USD/JPY Weekly outlook – 30 Jan – 03 Feb 2012
After a slow start to 2012 the USD/JPY finally came to life last week with the bulls initially pushing the pair higher, quickly followed by the bears gaining control once again dragging the market back down. Since early November of 2011, the Dollar has been stuck in a range against the Yen producing a slow moving market with few trading opportunities.
With the strong and obvious downtrend this market has been following, shorts in line with current momentum would be preferable. A look at the weekly charts shows the pair closing last week with a strong bearish pin bar rejecting the upper level of the range.
Unfortunately, the price was unable to close below the lower level of the range which could hinder the chances of taking any shorts at this current level.

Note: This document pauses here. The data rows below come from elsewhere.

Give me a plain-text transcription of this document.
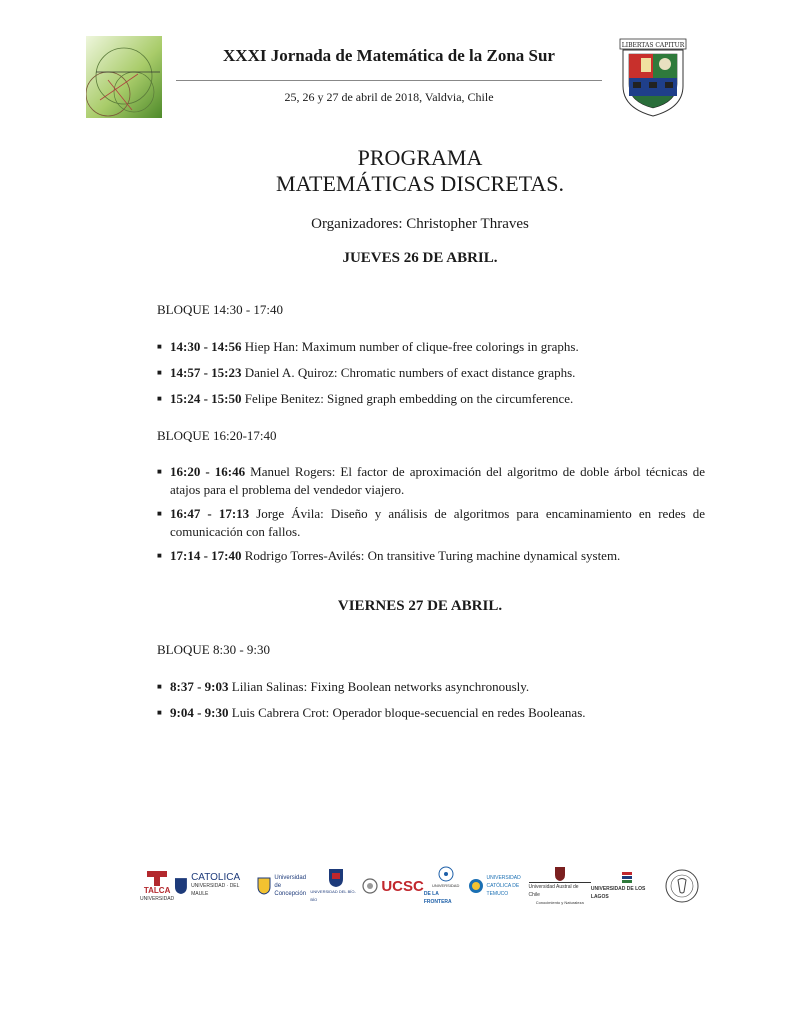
XXXI Jornada de Matemática de la Zona Sur
25, 26 y 27 de abril de 2018, Valdvia, Chile
LIBERTAS CAPITUR
PROGRAMA
MATEMÁTICAS DISCRETAS.
Organizadores: Christopher Thraves
JUEVES 26 DE ABRIL.
BLOQUE 14:30 - 17:40
■ 14:30 - 14:56 Hiep Han: Maximum number of clique-free colorings in graphs.
■ 14:57 - 15:23 Daniel A. Quiroz: Chromatic numbers of exact distance graphs.
■ 15:24 - 15:50 Felipe Benitez: Signed graph embedding on the circumference.
BLOQUE 16:20-17:40
■ 16:20 - 16:46 Manuel Rogers: El factor de aproximación del algoritmo de doble árbol técnicas de atajos para el problema del vendedor viajero.
■ 16:47 - 17:13 Jorge Ávila: Diseño y análisis de algoritmos para encaminamiento en redes de comunicación con fallos.
■ 17:14 - 17:40 Rodrigo Torres-Avilés: On transitive Turing machine dynamical system.
VIERNES 27 DE ABRIL.
BLOQUE 8:30 - 9:30
■ 8:37 - 9:03 Lilian Salinas: Fixing Boolean networks asynchronously.
■ 9:04 - 9:30 Luis Cabrera Crot: Operador bloque-secuencial en redes Booleanas.
TALCA
UNIVERSIDAD
CATOLICA
UNIVERSIDAD · DEL MAULE
Universidad de Concepción	UNIVERSIDAD DEL BÍO-BÍO
UCSC UNIVERSIDAD
DE LA FRONTERA
UNIVERSIDAD CATÓLICA DE TEMUCO
Universidad Austral de Chile
Conocimiento y Naturaleza
UNIVERSIDAD DE LOS LAGOS
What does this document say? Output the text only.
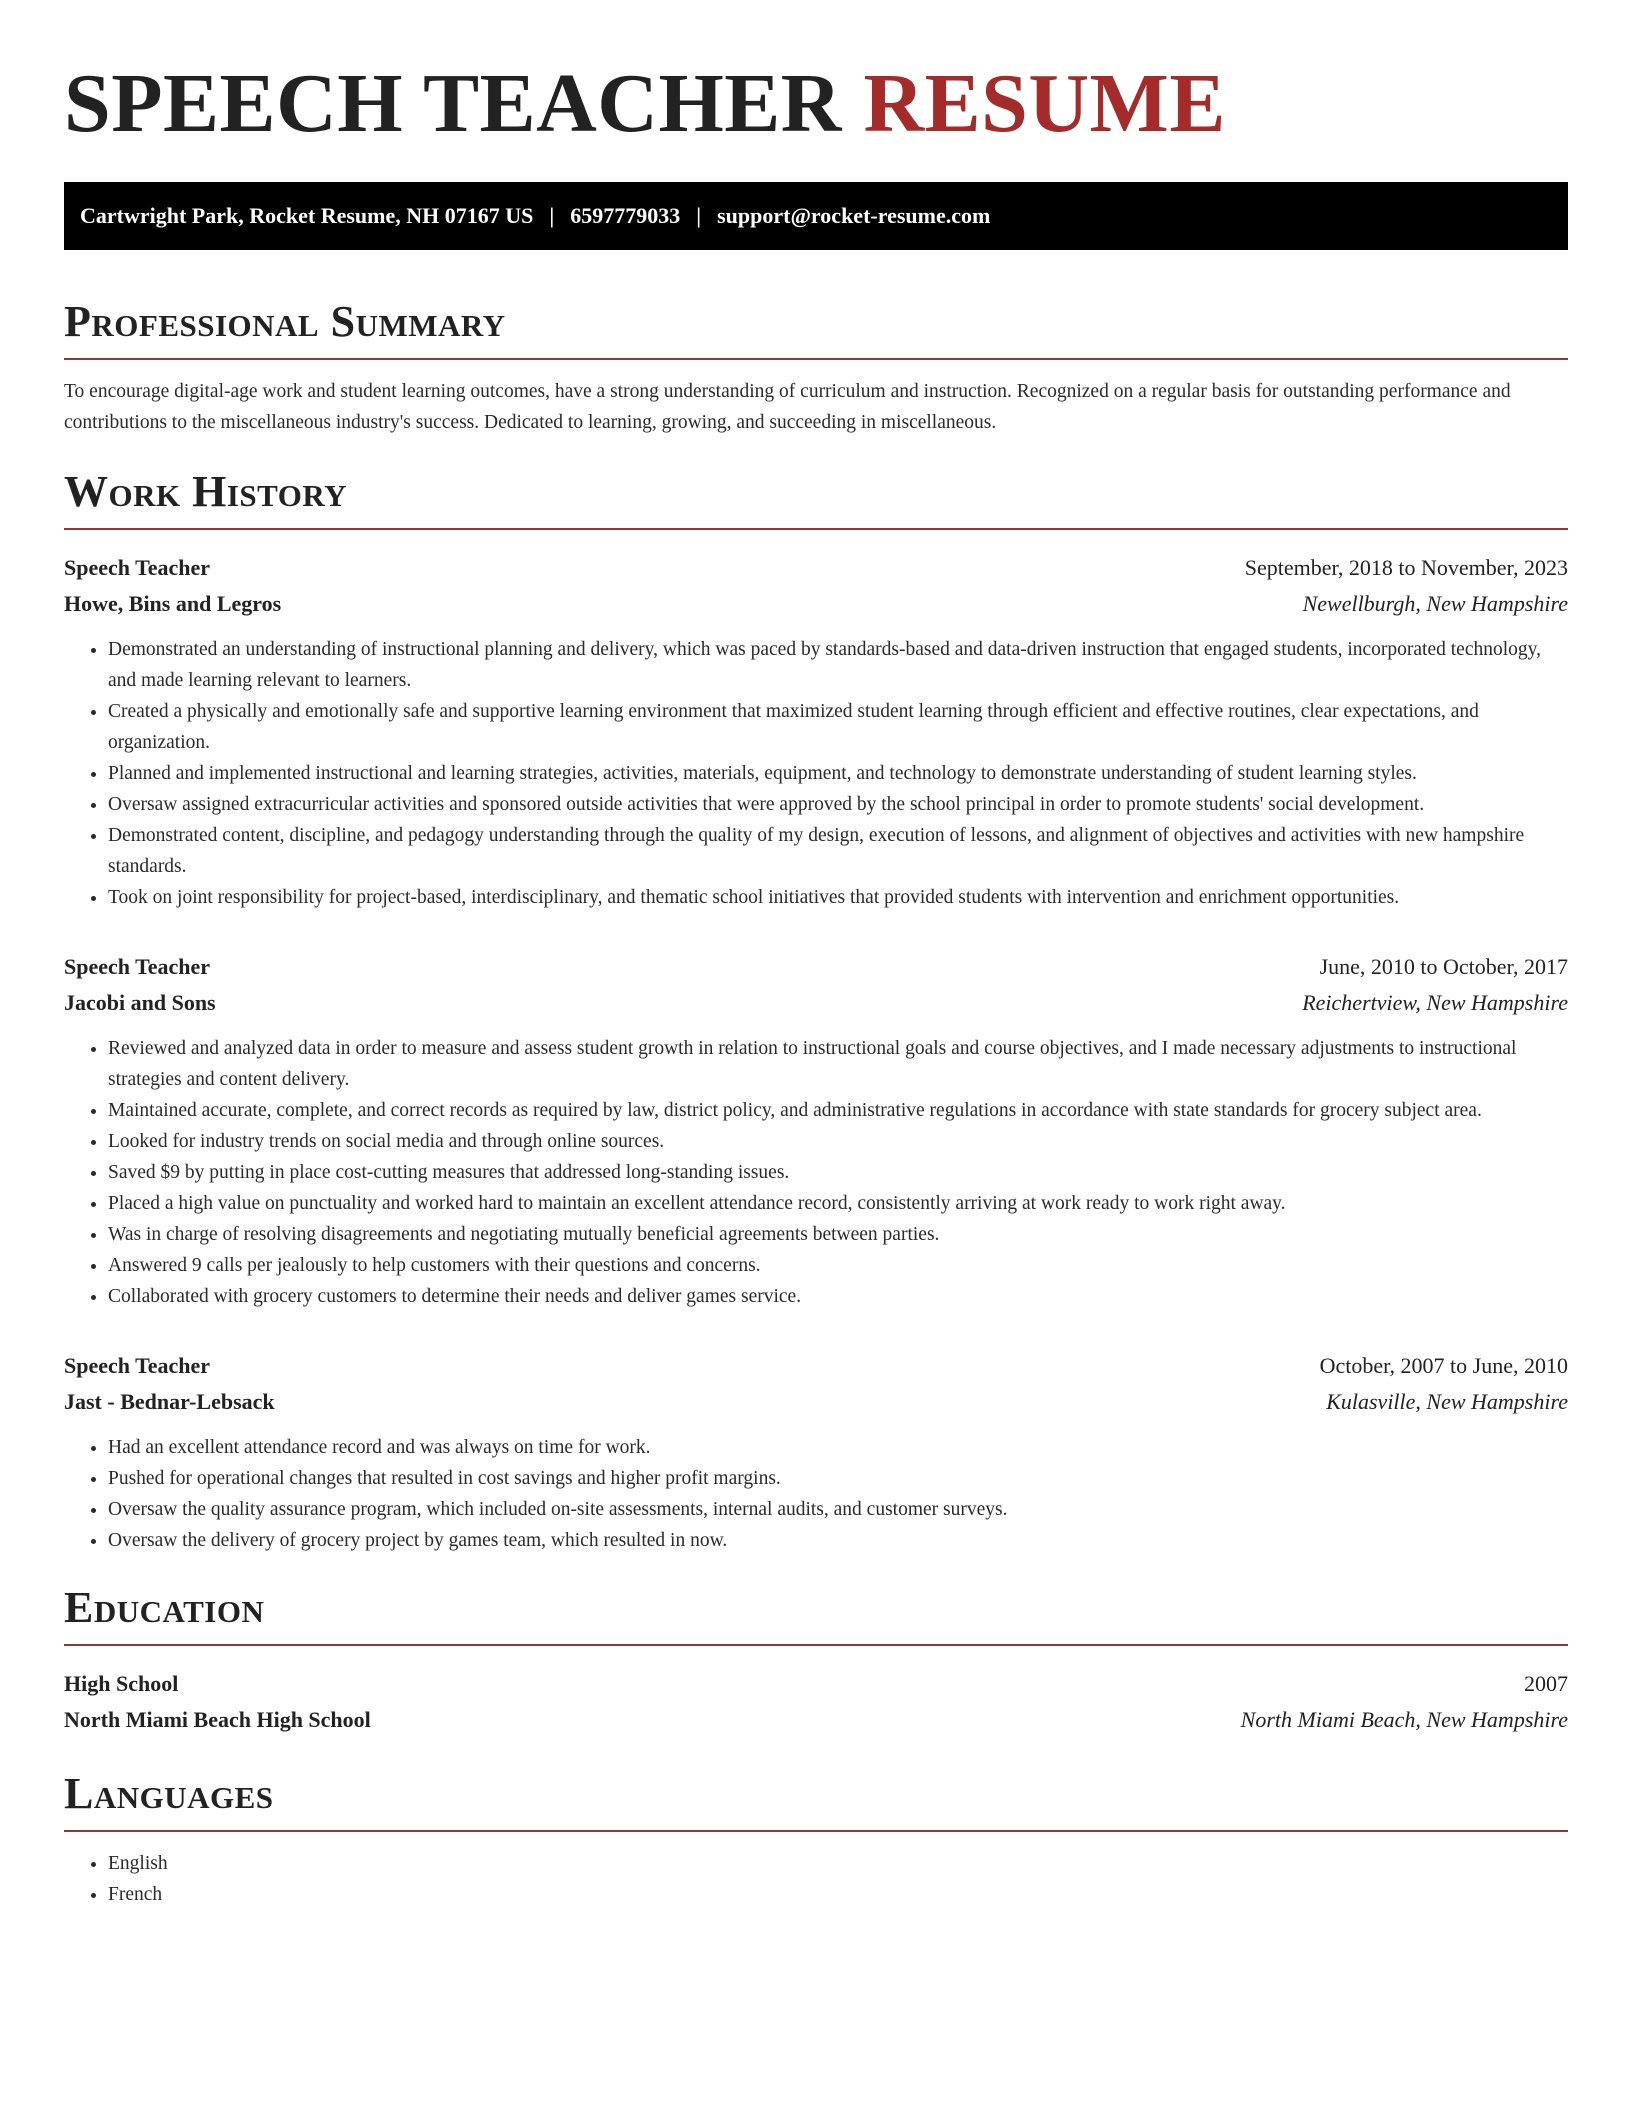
SPEECH TEACHER RESUME
Cartwright Park, Rocket Resume, NH 07167 US | 6597779033 | support@rocket-resume.com
Professional Summary

To encourage digital-age work and student learning outcomes, have a strong understanding of curriculum and instruction. Recognized on a regular basis for outstanding performance and contributions to the miscellaneous industry's success. Dedicated to learning, growing, and succeeding in miscellaneous.

Work History
Speech Teacher	September, 2018 to November, 2023
Howe, Bins and Legros	Newellburgh, New Hampshire
• Demonstrated an understanding of instructional planning and delivery, which was paced by standards-based and data-driven instruction that engaged students, incorporated technology, and made learning relevant to learners.
• Created a physically and emotionally safe and supportive learning environment that maximized student learning through efficient and effective routines, clear expectations, and organization.
• Planned and implemented instructional and learning strategies, activities, materials, equipment, and technology to demonstrate understanding of student learning styles.
• Oversaw assigned extracurricular activities and sponsored outside activities that were approved by the school principal in order to promote students' social development.
• Demonstrated content, discipline, and pedagogy understanding through the quality of my design, execution of lessons, and alignment of objectives and activities with new hampshire standards.
• Took on joint responsibility for project-based, interdisciplinary, and thematic school initiatives that provided students with intervention and enrichment opportunities.
Speech Teacher	June, 2010 to October, 2017
Jacobi and Sons	Reichertview, New Hampshire
• Reviewed and analyzed data in order to measure and assess student growth in relation to instructional goals and course objectives, and I made necessary adjustments to instructional strategies and content delivery.
• Maintained accurate, complete, and correct records as required by law, district policy, and administrative regulations in accordance with state standards for grocery subject area.
• Looked for industry trends on social media and through online sources.
• Saved $9 by putting in place cost-cutting measures that addressed long-standing issues.
• Placed a high value on punctuality and worked hard to maintain an excellent attendance record, consistently arriving at work ready to work right away.
• Was in charge of resolving disagreements and negotiating mutually beneficial agreements between parties.
• Answered 9 calls per jealously to help customers with their questions and concerns.
• Collaborated with grocery customers to determine their needs and deliver games service.
Speech Teacher	October, 2007 to June, 2010
Jast - Bednar-Lebsack	Kulasville, New Hampshire
• Had an excellent attendance record and was always on time for work.
• Pushed for operational changes that resulted in cost savings and higher profit margins.
• Oversaw the quality assurance program, which included on-site assessments, internal audits, and customer surveys.
• Oversaw the delivery of grocery project by games team, which resulted in now.
Education
High School	2007
North Miami Beach High School	North Miami Beach, New Hampshire
Languages
• English
• French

However, with the strength of last weeks pin and the rejection of the upper level of the range we will be looking to short this market back down to the 75.50 area providing the market can break and close below the lower level of the range in the coming week. A break below this level would suggest further bearish momentum to be expected.
With the month coming to an end on Tuesday it would be wise to take a look at the monthly timeframe to better understand the markets movements. At the time of writing this the monthly candle is forming a bearish pin bar (similar to the weekly TF). Should the pin hold until the end of the month our bearish outlook would be further supported.